As spring is slowly becoming summer and we're all spending more time outdoors, my guides wanted to fill us in on the basics of taking care of the habitat where you live. We covered starting a garden with the help of fairies a few weeks ago, but this time we're talking the bigger picture – the ecosystem that we're also a part of and creating happy plant and wildlife habitat wherever you live.
What's funny is that the first image I was shown was an apartment balcony that I had back in my early 20's.
Not exactly what you think of for ideal wildlife habitat. I was on the second story and had a standard little apartment deck off my bedroom and I hauled all kinds of things up there (I'm sure the neighbors thought I was nuts).
I had a small cedar tree in a large pot that my cat loved to lay underneath, a decent sized fountain and a hummingbird feeder. One spring, I was feeling especially industrious and got the long rectangular plastic balcony planters and lined the balcony railing with them, filling them with annual flowers.
I would enjoy spending my evenings after work on the balcony, sitting in my little wicker chair, watering the plants and listening to the fountain.
Even though my not so glamorous view was of the parking lot.
A few weeks after planting the flowers, when they were getting full and lush, I noticed that the cat was especially intent on watching something out the window. A mourning dove had moved into the flower box closest to the window and was building a nest under the flowers.
I mean, of all of the places in the area, why my deck, under the watchful eyes of a cat, not to mention dealing with me attempting to water the plants just enough to keep her cover alive, while not flooding her nest?!
But she didn't seem to mind (much) at all and raised two sets of babies in that nest that summer. Once they were large enough to fledge, I stayed off the balcony and let them have their space, while getting a front row seat to the show!
But on my little deck in the middle of rows and rows of apartment buildings I was creating happy plant and wildlife habitat.
The basics include some kind of cover to provide protection for smaller animals and birds, an open sunny space, food and water. My guide also said that it's our job to bring our healthy energy and when I asked what she meant by that she said – bring your love for the space, to the space.
She wanted to emphasize that everything is part of the whole system, even us.

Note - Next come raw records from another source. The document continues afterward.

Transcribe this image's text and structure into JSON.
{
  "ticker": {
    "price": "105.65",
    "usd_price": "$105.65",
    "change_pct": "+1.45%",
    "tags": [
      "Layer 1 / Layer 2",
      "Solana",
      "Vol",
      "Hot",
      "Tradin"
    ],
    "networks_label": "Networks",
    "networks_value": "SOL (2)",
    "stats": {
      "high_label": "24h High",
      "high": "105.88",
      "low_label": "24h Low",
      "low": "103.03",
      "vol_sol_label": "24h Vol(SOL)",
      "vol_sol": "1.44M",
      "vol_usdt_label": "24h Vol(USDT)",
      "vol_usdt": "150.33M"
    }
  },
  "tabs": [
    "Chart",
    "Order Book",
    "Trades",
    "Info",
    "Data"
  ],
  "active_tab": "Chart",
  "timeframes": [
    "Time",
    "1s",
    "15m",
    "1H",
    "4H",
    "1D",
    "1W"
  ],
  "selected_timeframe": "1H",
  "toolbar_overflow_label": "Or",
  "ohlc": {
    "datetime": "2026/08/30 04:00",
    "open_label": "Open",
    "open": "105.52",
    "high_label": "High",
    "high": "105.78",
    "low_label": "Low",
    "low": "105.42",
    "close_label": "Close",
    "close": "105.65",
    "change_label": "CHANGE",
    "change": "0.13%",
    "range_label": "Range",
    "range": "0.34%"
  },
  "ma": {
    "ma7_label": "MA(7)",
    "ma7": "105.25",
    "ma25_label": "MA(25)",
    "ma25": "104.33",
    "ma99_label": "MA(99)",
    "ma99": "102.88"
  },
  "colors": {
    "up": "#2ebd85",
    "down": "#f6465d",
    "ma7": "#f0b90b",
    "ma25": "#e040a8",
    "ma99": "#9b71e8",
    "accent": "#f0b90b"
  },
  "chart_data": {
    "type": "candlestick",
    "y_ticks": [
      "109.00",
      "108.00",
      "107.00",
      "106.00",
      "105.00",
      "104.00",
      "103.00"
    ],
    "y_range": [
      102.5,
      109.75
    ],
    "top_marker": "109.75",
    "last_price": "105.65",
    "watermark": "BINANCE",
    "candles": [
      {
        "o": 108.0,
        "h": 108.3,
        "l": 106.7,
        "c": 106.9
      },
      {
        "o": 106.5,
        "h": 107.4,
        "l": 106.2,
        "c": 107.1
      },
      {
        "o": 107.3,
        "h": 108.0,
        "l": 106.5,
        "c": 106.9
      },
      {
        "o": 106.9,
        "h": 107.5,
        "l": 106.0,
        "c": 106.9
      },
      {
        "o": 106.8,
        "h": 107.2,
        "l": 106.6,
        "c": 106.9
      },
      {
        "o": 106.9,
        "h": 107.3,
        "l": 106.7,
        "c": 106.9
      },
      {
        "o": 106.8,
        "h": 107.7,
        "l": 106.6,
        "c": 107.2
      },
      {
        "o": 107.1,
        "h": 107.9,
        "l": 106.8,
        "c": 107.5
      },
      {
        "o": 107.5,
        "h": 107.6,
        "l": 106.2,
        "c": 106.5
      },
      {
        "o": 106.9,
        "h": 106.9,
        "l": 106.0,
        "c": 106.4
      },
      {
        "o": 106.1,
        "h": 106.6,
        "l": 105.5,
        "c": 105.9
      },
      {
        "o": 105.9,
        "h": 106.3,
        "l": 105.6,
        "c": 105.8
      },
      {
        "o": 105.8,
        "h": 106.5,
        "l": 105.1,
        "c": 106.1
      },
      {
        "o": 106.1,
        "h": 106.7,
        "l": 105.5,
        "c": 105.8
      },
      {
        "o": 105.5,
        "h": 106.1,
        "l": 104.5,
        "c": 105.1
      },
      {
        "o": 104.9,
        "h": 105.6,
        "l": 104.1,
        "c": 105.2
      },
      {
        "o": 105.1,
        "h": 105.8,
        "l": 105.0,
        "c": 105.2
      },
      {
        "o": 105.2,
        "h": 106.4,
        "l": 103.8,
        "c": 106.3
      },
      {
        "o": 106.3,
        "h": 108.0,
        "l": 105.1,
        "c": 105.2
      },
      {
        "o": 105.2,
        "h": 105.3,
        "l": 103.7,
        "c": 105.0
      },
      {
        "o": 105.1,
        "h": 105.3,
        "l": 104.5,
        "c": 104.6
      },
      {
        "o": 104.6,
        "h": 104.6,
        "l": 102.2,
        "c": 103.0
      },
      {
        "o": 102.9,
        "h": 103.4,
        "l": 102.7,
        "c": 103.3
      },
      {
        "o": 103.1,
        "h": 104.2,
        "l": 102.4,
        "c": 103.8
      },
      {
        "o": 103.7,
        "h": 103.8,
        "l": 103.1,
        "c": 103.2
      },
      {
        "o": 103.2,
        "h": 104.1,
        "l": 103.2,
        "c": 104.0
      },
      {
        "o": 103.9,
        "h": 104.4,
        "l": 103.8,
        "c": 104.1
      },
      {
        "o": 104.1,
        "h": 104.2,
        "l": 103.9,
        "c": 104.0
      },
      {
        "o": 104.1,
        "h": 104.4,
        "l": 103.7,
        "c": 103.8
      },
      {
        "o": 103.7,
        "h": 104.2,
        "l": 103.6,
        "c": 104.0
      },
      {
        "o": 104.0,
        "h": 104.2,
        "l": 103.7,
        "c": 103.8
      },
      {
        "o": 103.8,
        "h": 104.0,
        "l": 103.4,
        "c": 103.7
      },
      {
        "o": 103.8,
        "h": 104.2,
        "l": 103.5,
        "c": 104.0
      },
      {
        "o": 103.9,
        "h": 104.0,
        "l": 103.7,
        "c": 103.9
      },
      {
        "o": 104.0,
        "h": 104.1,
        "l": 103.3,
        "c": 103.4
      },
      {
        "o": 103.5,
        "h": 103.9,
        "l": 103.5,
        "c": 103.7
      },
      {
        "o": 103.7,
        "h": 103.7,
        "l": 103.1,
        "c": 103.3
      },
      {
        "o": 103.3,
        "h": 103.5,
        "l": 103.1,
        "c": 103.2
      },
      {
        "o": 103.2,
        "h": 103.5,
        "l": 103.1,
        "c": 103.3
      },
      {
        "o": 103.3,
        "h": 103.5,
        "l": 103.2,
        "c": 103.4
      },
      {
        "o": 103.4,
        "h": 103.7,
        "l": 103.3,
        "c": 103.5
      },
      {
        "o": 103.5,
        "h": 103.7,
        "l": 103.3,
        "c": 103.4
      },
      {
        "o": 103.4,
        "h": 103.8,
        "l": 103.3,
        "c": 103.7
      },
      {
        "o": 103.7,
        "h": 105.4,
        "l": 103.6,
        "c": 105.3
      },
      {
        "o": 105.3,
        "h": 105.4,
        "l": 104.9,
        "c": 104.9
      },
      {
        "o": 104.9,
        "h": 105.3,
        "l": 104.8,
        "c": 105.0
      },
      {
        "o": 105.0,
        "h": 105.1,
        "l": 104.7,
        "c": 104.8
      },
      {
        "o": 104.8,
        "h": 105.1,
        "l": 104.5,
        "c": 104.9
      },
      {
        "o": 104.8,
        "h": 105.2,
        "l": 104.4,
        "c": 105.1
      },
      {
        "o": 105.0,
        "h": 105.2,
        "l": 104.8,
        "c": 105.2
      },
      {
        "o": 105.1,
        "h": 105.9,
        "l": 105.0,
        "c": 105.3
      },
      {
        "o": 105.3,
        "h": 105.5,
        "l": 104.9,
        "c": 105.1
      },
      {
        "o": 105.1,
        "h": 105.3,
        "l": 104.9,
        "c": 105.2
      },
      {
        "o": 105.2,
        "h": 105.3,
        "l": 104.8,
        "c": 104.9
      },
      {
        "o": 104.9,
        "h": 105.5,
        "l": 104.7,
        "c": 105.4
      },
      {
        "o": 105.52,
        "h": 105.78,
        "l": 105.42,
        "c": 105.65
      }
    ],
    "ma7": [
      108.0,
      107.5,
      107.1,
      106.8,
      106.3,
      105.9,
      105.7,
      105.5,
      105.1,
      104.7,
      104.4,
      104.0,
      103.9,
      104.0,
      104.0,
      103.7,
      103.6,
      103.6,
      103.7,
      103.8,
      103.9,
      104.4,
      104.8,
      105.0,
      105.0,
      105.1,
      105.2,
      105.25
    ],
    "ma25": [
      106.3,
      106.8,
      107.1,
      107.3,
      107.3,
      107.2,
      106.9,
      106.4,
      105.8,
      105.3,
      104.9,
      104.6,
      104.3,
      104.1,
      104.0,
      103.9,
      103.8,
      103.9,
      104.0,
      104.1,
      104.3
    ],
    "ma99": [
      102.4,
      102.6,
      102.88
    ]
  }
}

Because everything is connected, you cannot touch one thing and expect to not touch it all – just like a spiderweb.
I asked about how we should handle what we might consider a nuisance: wasps buzzing on your patio, rats stealing fruit from your trees, and she said that we should ask ourselves…are they bothering us, REALLY? And if so, what is it that's attracting them that may need to be moved or removed so they're not so close to you.
In fact, she said, they have to learn to live with US!
She emphasized that just because we might be the largest one in the ecosystem, that does not make us the most important. We are just a piece of the whole.
So how can we participate in the ecosystem we live in? Take time to observe your surroundings. What is it that's needed that you can provide? We have the benefit of arms and legs to get things done.
A bird cannot drag branches into a pile to make a safe place to hide from predators, but we can, and they appreciate it.
We should educate ourselves and learn about the other beings present. Even small adjustments made by humans can have huge consequences to the ecosystem. They can be positive, like making a small brush pile for birds, or negative like spraying chemical fertilizers because we don't want to spend the time it really takes to eradicate invasive plants by shifting the health of the overall environment we live in.
If we encounter an outbreak of invasive weeds or an insect infestation, we should ask ourselves what is missing or out of balance to create this situation and is there something we can do to help? Or is this simply nature taking its course and we should allow it.
If humans left the earth tomorrow, the plants and animals and insects would quickly recolonize all that we have built and created for themselves. They don't especially need us, so while creating a happy habitat for yourself, consider what it can bring to you and help Mother Nature along.
Or, simply enjoy it and let it work the details out on its own, as it can do perfectly without us.